I thought it is more efficient to not make use of the ORM (object instantiation, …) and to immediately use values() to reduce the overhead. The serializer is performed after the object is instantiated and this causes some overhead. What do you think is the most efficient way to fix this?

Before worrying about that, I’d do some actual timing to see whether or not it’s really a problem that needs to be addressed. If it is, then I’d start looking at self-coded solutions.
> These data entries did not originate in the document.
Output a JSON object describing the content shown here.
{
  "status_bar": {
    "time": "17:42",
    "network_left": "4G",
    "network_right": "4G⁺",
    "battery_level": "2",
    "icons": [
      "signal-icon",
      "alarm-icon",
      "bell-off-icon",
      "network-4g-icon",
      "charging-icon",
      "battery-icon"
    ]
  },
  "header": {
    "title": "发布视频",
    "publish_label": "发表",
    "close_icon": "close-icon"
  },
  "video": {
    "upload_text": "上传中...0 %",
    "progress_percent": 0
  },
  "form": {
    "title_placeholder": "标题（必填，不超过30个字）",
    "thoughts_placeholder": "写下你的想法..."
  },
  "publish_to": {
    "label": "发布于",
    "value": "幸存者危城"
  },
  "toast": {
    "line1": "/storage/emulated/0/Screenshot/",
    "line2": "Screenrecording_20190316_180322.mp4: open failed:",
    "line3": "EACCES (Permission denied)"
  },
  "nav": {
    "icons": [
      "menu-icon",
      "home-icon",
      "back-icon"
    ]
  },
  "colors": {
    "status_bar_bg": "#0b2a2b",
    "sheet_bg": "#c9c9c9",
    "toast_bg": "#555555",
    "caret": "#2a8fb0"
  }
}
But unless you’re talking about thousands of rows that you’re retrieving at once, I don’t think it’s going to make a real difference. (This is in the general case - there are situations where it might be a problem, but that’s highly context dependent.)

I understand!

Is there a way to write a custom expression that is similar with the PostgresSQL functionality: json_agg(json_build_object(‘id’,p.id,‘name’,p.name))?

Thanks!

To nest the related tables in a serializer, you’d need to install the django-rest-framework (DRF) as the core serializers will not do nested related tables.

Even at that, I’m still more inclined to go with a well-written and tested solution than trying to go the roll-my-own path. (I don’t like reinventing the wheel and I really don’t like writing code that someone else has already written, and that I can use to my benefit.)

I understand your way of thinking, but speed is really important here.

I managed to write the code in PostgresSQL but I want to do it now with the Django ORM. I think it is possible to write a new aggregate function to simulate the behaviour of the json_agg?

This is my code:
SELECT
c.id,
c.name,
json_agg(json_build_object(‘id’,p.id, ‘name’,p.name))
FROM
orders_category c inner join orders_product p on p.category_id = c.id
WHERE
c.venue_id = 16
GROUP BY
c.id, c.name;

If milliseconds matter (I work in an area where sometimes speed is important too), then I would suggest ignoring the ORM completely.

If this query does what you need it to do, and you’re not looking to return Python objects, I’d run it directly. It will bypass a lot of Django overhead not needed in this case.

See Executing custom SQL Directly on the Performing raw SQL queries page.